2.2. Den Tatbestand des Steuerbetrugs gemäss Art. 186 Abs. 1 DBG erfüllt, wer zum Zwecke einer Steuerhinterziehung gefälschte, verfälschte oder inhaltlich unwahre Urkunden wie Geschäftsbücher, Bilanzen, Erfolgsrechnungen oder Lohnausweise und andere Bescheinigungen Dritter zur Täuschung gebraucht. Eine Steuerhinterziehung begeht in objektiver Hinsicht unter anderem, wer als Steuerpflichtiger bewirkt, dass eine Veranlagung zu Unrecht unterbleibt oder dass eine rechtskräftige Veranlagung unvollständig ist (Art. 175 Abs. 1 DBG).

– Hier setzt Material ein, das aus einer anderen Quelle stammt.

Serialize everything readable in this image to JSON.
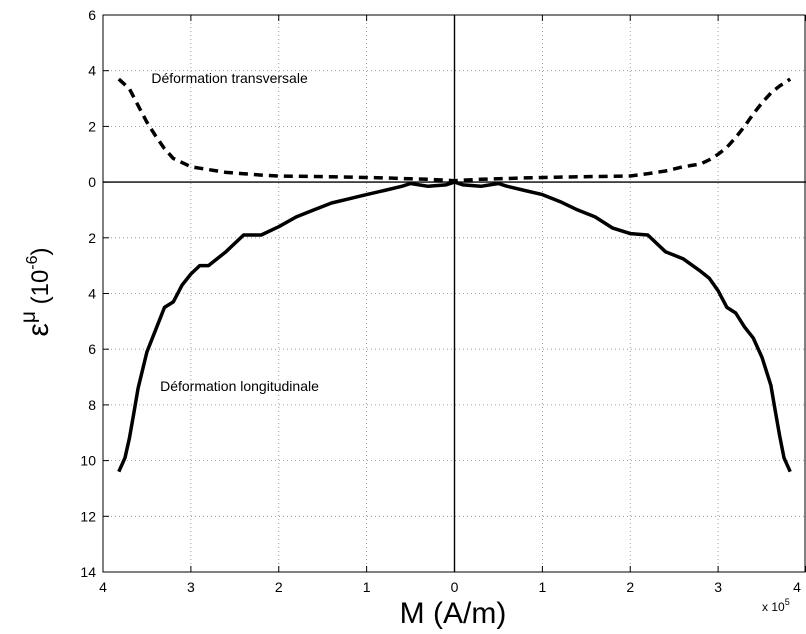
{
  "chart_data": {
    "type": "line",
    "xlabel": "M (A/m)",
    "ylabel_base": "ε",
    "ylabel_sup": "μ",
    "ylabel_unit_prefix": "(10",
    "ylabel_unit_exp": "-6",
    "ylabel_unit_suffix": ")",
    "x_multiplier_text": "x 10",
    "x_multiplier_exp": "5",
    "xlim": [
      4,
      -4
    ],
    "ylim": [
      -6,
      14
    ],
    "y_inverted": true,
    "grid": true,
    "x_ticks": [
      4,
      3,
      2,
      1,
      0,
      -1,
      -2,
      -3,
      -4
    ],
    "x_tick_labels": [
      "4",
      "3",
      "2",
      "1",
      "0",
      "1",
      "2",
      "3",
      "4"
    ],
    "y_ticks": [
      -6,
      -4,
      -2,
      0,
      2,
      4,
      6,
      8,
      10,
      12,
      14
    ],
    "y_tick_labels": [
      "6",
      "4",
      "2",
      "0",
      "2",
      "4",
      "6",
      "8",
      "10",
      "12",
      "14"
    ],
    "annotations": [
      {
        "text": "Déformation transversale",
        "x": 3.45,
        "y": -3.55
      },
      {
        "text": "Déformation longitudinale",
        "x": 3.35,
        "y": 7.5
      }
    ],
    "series": [
      {
        "style": "dashed",
        "x": [
          3.82,
          3.7,
          3.6,
          3.5,
          3.4,
          3.3,
          3.2,
          3.1,
          3.0,
          2.9,
          2.8,
          2.6,
          2.4,
          2.2,
          2.0,
          1.6,
          1.2,
          0.8,
          0.5,
          0.3,
          0.1,
          0.0,
          -0.1,
          -0.3,
          -0.5,
          -0.8,
          -1.2,
          -1.6,
          -2.0,
          -2.2,
          -2.4,
          -2.6,
          -2.7,
          -2.8,
          -2.9,
          -3.0,
          -3.1,
          -3.2,
          -3.3,
          -3.4,
          -3.5,
          -3.6,
          -3.7,
          -3.82
        ],
        "y": [
          -3.7,
          -3.35,
          -2.75,
          -2.15,
          -1.65,
          -1.2,
          -0.85,
          -0.7,
          -0.55,
          -0.5,
          -0.45,
          -0.35,
          -0.3,
          -0.25,
          -0.22,
          -0.2,
          -0.18,
          -0.15,
          -0.12,
          -0.1,
          -0.07,
          -0.05,
          -0.07,
          -0.1,
          -0.12,
          -0.15,
          -0.18,
          -0.2,
          -0.22,
          -0.3,
          -0.4,
          -0.55,
          -0.6,
          -0.65,
          -0.8,
          -1.0,
          -1.25,
          -1.6,
          -2.0,
          -2.45,
          -2.85,
          -3.2,
          -3.45,
          -3.7
        ]
      },
      {
        "style": "solid",
        "x": [
          3.82,
          3.75,
          3.7,
          3.65,
          3.6,
          3.5,
          3.4,
          3.3,
          3.2,
          3.1,
          3.0,
          2.9,
          2.8,
          2.6,
          2.4,
          2.2,
          2.0,
          1.8,
          1.6,
          1.4,
          1.2,
          1.0,
          0.8,
          0.6,
          0.5,
          0.3,
          0.1,
          0.0,
          -0.1,
          -0.3,
          -0.5,
          -0.6,
          -0.8,
          -1.0,
          -1.2,
          -1.4,
          -1.6,
          -1.8,
          -2.0,
          -2.2,
          -2.4,
          -2.6,
          -2.8,
          -2.9,
          -3.0,
          -3.1,
          -3.2,
          -3.3,
          -3.4,
          -3.5,
          -3.6,
          -3.65,
          -3.7,
          -3.75,
          -3.82
        ],
        "y": [
          10.4,
          9.9,
          9.2,
          8.3,
          7.4,
          6.1,
          5.3,
          4.5,
          4.3,
          3.7,
          3.3,
          3.0,
          3.0,
          2.5,
          1.9,
          1.9,
          1.6,
          1.25,
          1.0,
          0.75,
          0.6,
          0.45,
          0.3,
          0.15,
          0.05,
          0.15,
          0.1,
          0.0,
          0.1,
          0.15,
          0.05,
          0.15,
          0.3,
          0.45,
          0.7,
          1.0,
          1.25,
          1.65,
          1.85,
          1.9,
          2.5,
          2.75,
          3.2,
          3.45,
          3.9,
          4.5,
          4.7,
          5.2,
          5.6,
          6.3,
          7.3,
          8.2,
          9.1,
          9.9,
          10.4
        ]
      }
    ]
  }
}
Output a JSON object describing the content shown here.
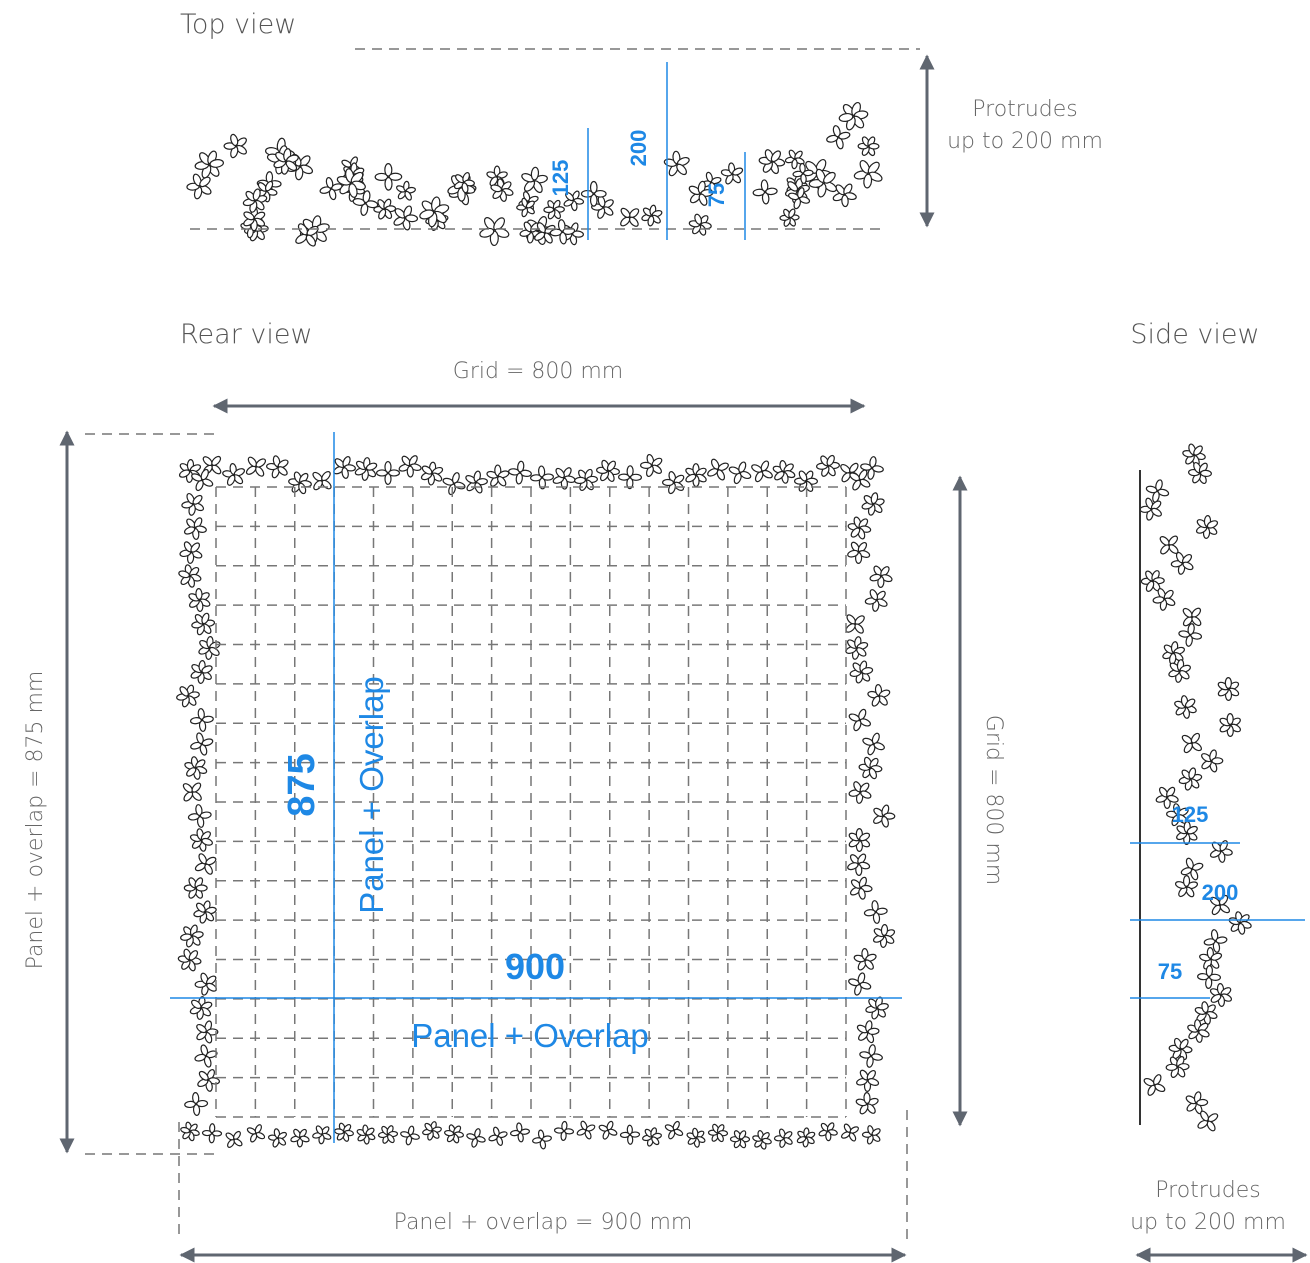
{
  "top_view": {
    "title": "Top view",
    "note": [
      "Protrudes",
      "up to 200 mm"
    ],
    "dimensions": [
      125,
      200,
      75
    ]
  },
  "rear_view": {
    "title": "Rear view",
    "grid_width": "Grid = 800 mm",
    "grid_height": "Grid = 800 mm",
    "panel_height": "Panel + overlap = 875 mm",
    "panel_width": "Panel + overlap = 900 mm",
    "height_value": 875,
    "height_label": "Panel + Overlap",
    "width_value": 900,
    "width_label": "Panel + Overlap"
  },
  "side_view": {
    "title": "Side view",
    "dimensions": [
      125,
      200,
      75
    ],
    "note": [
      "Protrudes",
      "up to 200 mm"
    ]
  }
}
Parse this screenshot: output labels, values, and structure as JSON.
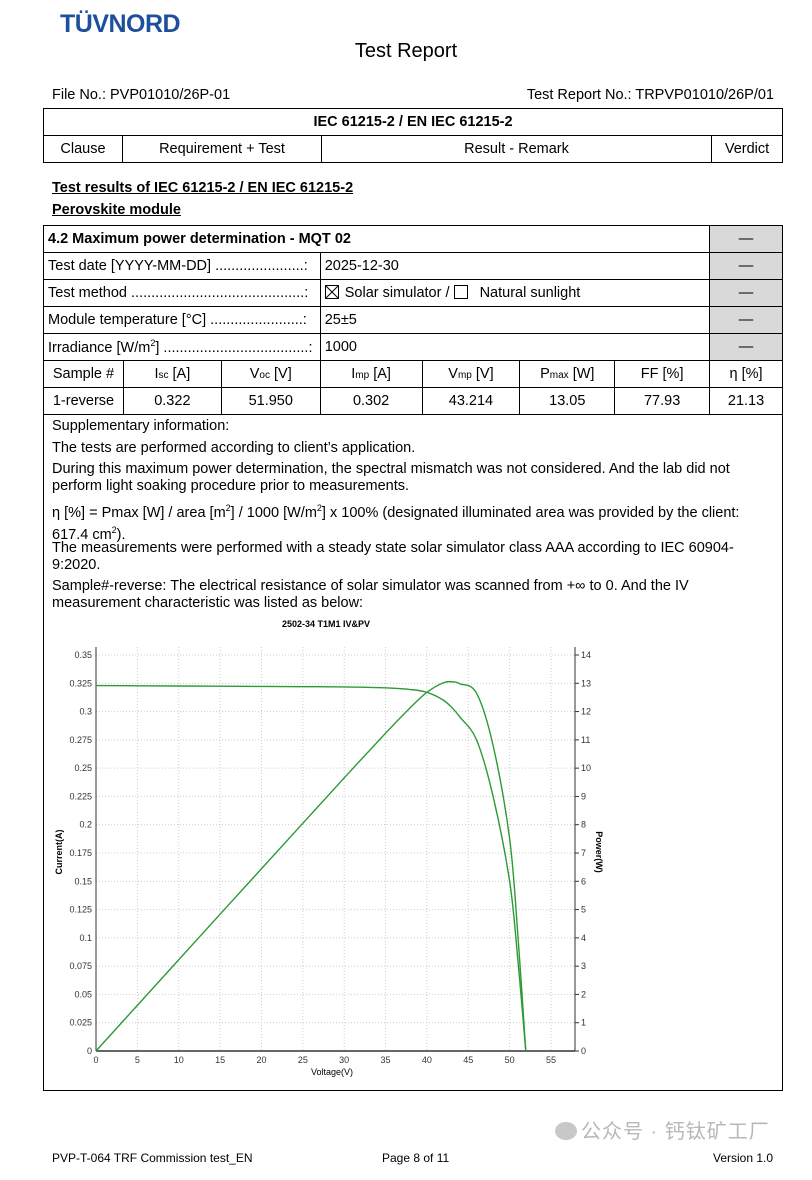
{
  "header": {
    "logo": "TÜVNORD",
    "title": "Test Report",
    "file_no": "File No.: PVP01010/26P-01",
    "report_no": "Test Report No.: TRPVP01010/26P/01"
  },
  "standard_table": {
    "standard": "IEC 61215-2 / EN IEC 61215-2",
    "columns": [
      "Clause",
      "Requirement + Test",
      "Result - Remark",
      "Verdict"
    ]
  },
  "section": {
    "heading": "Test results of IEC 61215-2 / EN IEC 61215-2",
    "subheading": "Perovskite module"
  },
  "test": {
    "title": "4.2 Maximum power determination - MQT 02",
    "verdict": "—",
    "rows": [
      {
        "label": "Test date [YYYY-MM-DD] ......................:",
        "value": "2025-12-30",
        "verdict": "—"
      },
      {
        "label": "Test method ...........................................:",
        "verdict": "—"
      },
      {
        "label": "Module temperature [°C] .......................:",
        "value": "25±5",
        "verdict": "—"
      },
      {
        "label": "Irradiance [W/m",
        "label_sup": "2",
        "label_end": "] ....................................:",
        "value": "1000",
        "verdict": "—"
      }
    ],
    "method": {
      "option1": "Solar simulator /",
      "option1_checked": true,
      "option2": "Natural sunlight",
      "option2_checked": false
    },
    "results_headers": [
      {
        "main": "Sample #"
      },
      {
        "main": "I",
        "sub": "sc",
        "unit": " [A]"
      },
      {
        "main": "V",
        "sub": "oc",
        "unit": " [V]"
      },
      {
        "main": "I",
        "sub": "mp",
        "unit": " [A]"
      },
      {
        "main": "V",
        "sub": "mp",
        "unit": " [V]"
      },
      {
        "main": "P",
        "sub": "max",
        "unit": " [W]"
      },
      {
        "main": "FF [%]"
      },
      {
        "main": "η [%]"
      }
    ],
    "results_row": [
      "1-reverse",
      "0.322",
      "51.950",
      "0.302",
      "43.214",
      "13.05",
      "77.93",
      "21.13"
    ]
  },
  "supplementary": {
    "title": "Supplementary information:",
    "p1": "The tests are performed according to client’s application.",
    "p2": "During this maximum power determination, the spectral mismatch was not considered. And the lab did not perform light soaking procedure prior to measurements.",
    "p3a": "η [%] = Pmax [W] / area [m",
    "p3b": "] / 1000 [W/m",
    "p3c": "] x 100% (designated illuminated area was provided by the client: 617.4 cm",
    "p3d": ").",
    "sup2": "2",
    "p4": "The measurements were performed with a steady state solar simulator class AAA according to IEC 60904-9:2020.",
    "p5": "Sample#-reverse: The electrical resistance of solar simulator was scanned from +∞ to 0. And the IV measurement characteristic was listed as below:"
  },
  "chart_data": {
    "type": "line",
    "title": "2502-34 T1M1 IV&PV",
    "xlabel": "Voltage(V)",
    "ylabel": "Current(A)",
    "y2label": "Power(W)",
    "xlim": [
      0,
      57.9
    ],
    "ylim": [
      0,
      0.35
    ],
    "y2lim": [
      0,
      14
    ],
    "xticks": [
      0,
      5,
      10,
      15,
      20,
      25,
      30,
      35,
      40,
      45,
      50,
      55
    ],
    "yticks": [
      "0",
      "0.025",
      "0.05",
      "0.075",
      "0.1",
      "0.125",
      "0.15",
      "0.175",
      "0.2",
      "0.225",
      "0.25",
      "0.275",
      "0.3",
      "0.325",
      "0.35"
    ],
    "y2ticks": [
      "0",
      "1",
      "2",
      "3",
      "4",
      "5",
      "6",
      "7",
      "8",
      "9",
      "10",
      "11",
      "12",
      "13",
      "14"
    ],
    "grid": true,
    "color": "#2e9a35",
    "series": [
      {
        "axis": "left",
        "x": [
          0,
          5,
          10,
          15,
          20,
          25,
          30,
          35,
          38,
          40,
          42,
          43.214,
          44,
          46,
          48,
          50,
          51,
          51.95
        ],
        "y": [
          0.323,
          0.3228,
          0.3226,
          0.3224,
          0.3222,
          0.322,
          0.3218,
          0.321,
          0.3195,
          0.317,
          0.31,
          0.302,
          0.295,
          0.275,
          0.225,
          0.15,
          0.08,
          0
        ]
      },
      {
        "axis": "right",
        "x": [
          0,
          5,
          10,
          15,
          20,
          25,
          30,
          35,
          38,
          40,
          42,
          43.214,
          44,
          46,
          48,
          50,
          51,
          51.95
        ],
        "y": [
          0,
          1.614,
          3.226,
          4.836,
          6.444,
          8.05,
          9.654,
          11.235,
          12.141,
          12.68,
          13.02,
          13.05,
          12.98,
          12.65,
          10.8,
          7.5,
          4.08,
          0
        ]
      }
    ]
  },
  "footer": {
    "left": "PVP-T-064 TRF Commission test_EN",
    "center": "Page 8 of 11",
    "right": "Version 1.0",
    "watermark": "公众号 · 钙钛矿工厂"
  }
}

2.3. Der Argumentation der Beschwerdeführer kann nicht gefolgt werden. Die Vorinstanz erwägt zutreffend, dass sich die Steuerhinterziehungsabsicht nicht zwingend auf die laufende Steuerperiode beziehen muss. Die allgemeine Formulierung in § 261 Abs. 1 StG/ZH und Art. 186 Abs. 1 DBG setzt nicht voraus, dass eine Steuerhinterziehung in derselben Steuerperiode angestrebt war. Angesichts der Möglichkeit des Verlustvortrags auf kommende Steuerjahre (Art. 31 DBG; § 29 StG/ZH) kann die Steuerhinterziehungsabsicht vielmehr auch gegeben sein, wenn die Gesellschaft in der betreffenden Steuererklärung Verluste ausweist (vgl. Urteil E. 3.1 f. S. 23 f.). Die Schuldsprüche wegen mehrfachen Steuerbetrugs sind bundesrechtskonform.
 
3.
3.1. Die Beschwerdeführer machen eine Verletzung des Anklagegrundsatzes geltend. Gegenstand der Anklage sei einzig der Gebrauch der unwahren Jahresrechnung im Veranlagungsverfahren betreffend die X.________ AG. Der Vorwurf, sie hätten die Absicht gehabt, ihre privaten Steuern zu verkürzen, sei von der Anklage nicht erfasst.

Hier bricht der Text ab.